Me incorporé y avancé unos pasos, pero tropecé y caí de bruces. Oí el rugido de las olas que rompían una vez más. Busqué instintivamente un apoyo para mis pies, pero la resaca me arrastró y mis manos se desprendieron de su asidero. Otra vez estaba a merced del mar.

De pronto sentí que algo me cogía y me ayudaba a incorporarme. Instantes después, por encima del fragor del viento y del oleaje, oí la voz de Llew.

—¡Tegid! —gritó—. ¡Ponte en pie! ¡Apóyate en mí!

Me tiró del brazo y me ayudó a incorporarme. Apoyándonos el uno en el otro, nos alejamos de la rompiente y nos derrumbamos sin fuerzas sobre la arena.

—Lo conseguiste, Tegid.
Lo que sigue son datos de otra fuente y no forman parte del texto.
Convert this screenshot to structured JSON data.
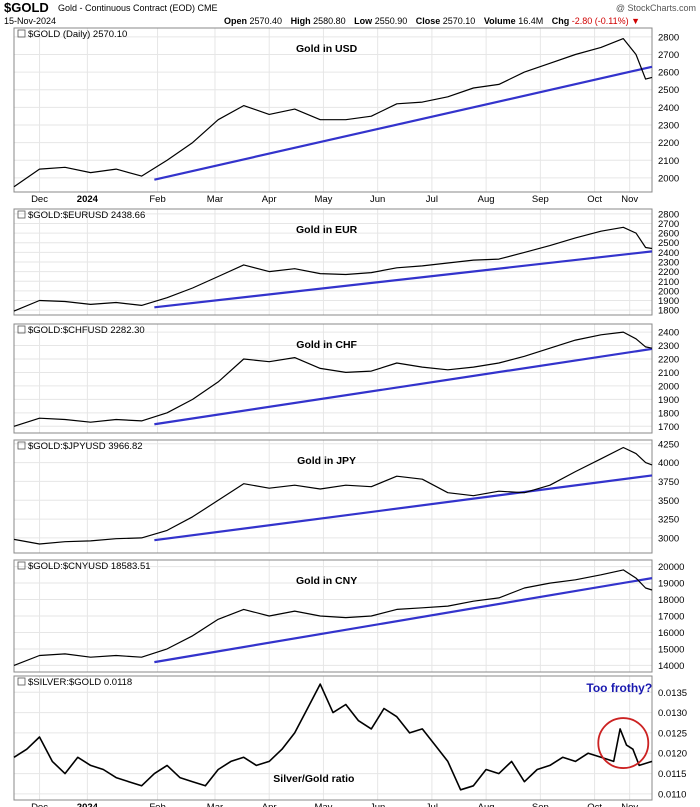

Tu canto nos trajo a tierra —dijo Llew.

Luego lo oí gemir y sentí que se retorcía de dolor.

—¡Llew! —grité tendiéndole las manos.

Se aferró a mi brazo con su mano sana y emitió un gemido desgarrador. Lo sostuve hasta que el dolor remitió.

—Tu canto nos trajo a tierra —repitió con voz trémula cuando pudo volver a hablar—. Nos salvaste cuando ya estábamos perdidos.

—El Sumo Dador oyó nuestra canción, nos sostuvo con su Mano Segura y Certera y nos salvó del mar…, de la tumba que Meldron nos había preparado.

Yacíamos sobre la arena, temblando de frío y debilitados por el dolor de nuestras heridas. Llew gemía de tanto en tanto, cuando la agonía se le hacía insoportable, pero no emitió ni un grito. Yacimos toda la noche en la arena, mientras la tormenta iba cediendo en torno. Cuando el alba asomó entre los desgarrones de nubes, sentí que el primer rayo de sol me templaba el rostro, y me puse a cantar la canción que me había sido inspirada.

Canté a la cañada de escalonadas laderas escondida en un frondoso bosque. Canté a la fortaleza del lago y al trono de asta, cubierto con una piel blanca de buey, que se alzaba sobre el herboso montículo. Canté al bruñido escudo sobre el que se había posado con las alas extendidas un cuervo negro cuyo severo graznido llenaba la cañada. Canté a la almenara que alzaba sus llamas al cielo de la noche, y a las señales que en respuesta se encendían en las colinas cercanas. Canté al fantasmal guerrero montado en un caballo bayo que, envuelto en la niebla, hacía saltar chispas de las peñas. Canté a los guerreros que se bañaban en el lago de la montaña mientras el agua se iba tiñendo de rojo por sus heridas. Canté a la mujer de rubios cabellos en la enramada bañada por la luz del sol, y canté al recóndito Montículo de los Héroes.

Cuando mi canto finalizó Llew se había quedado dormido a mi lado. Me eché en la arena y me dormí acunado por el sonido de las olas contra las rocas.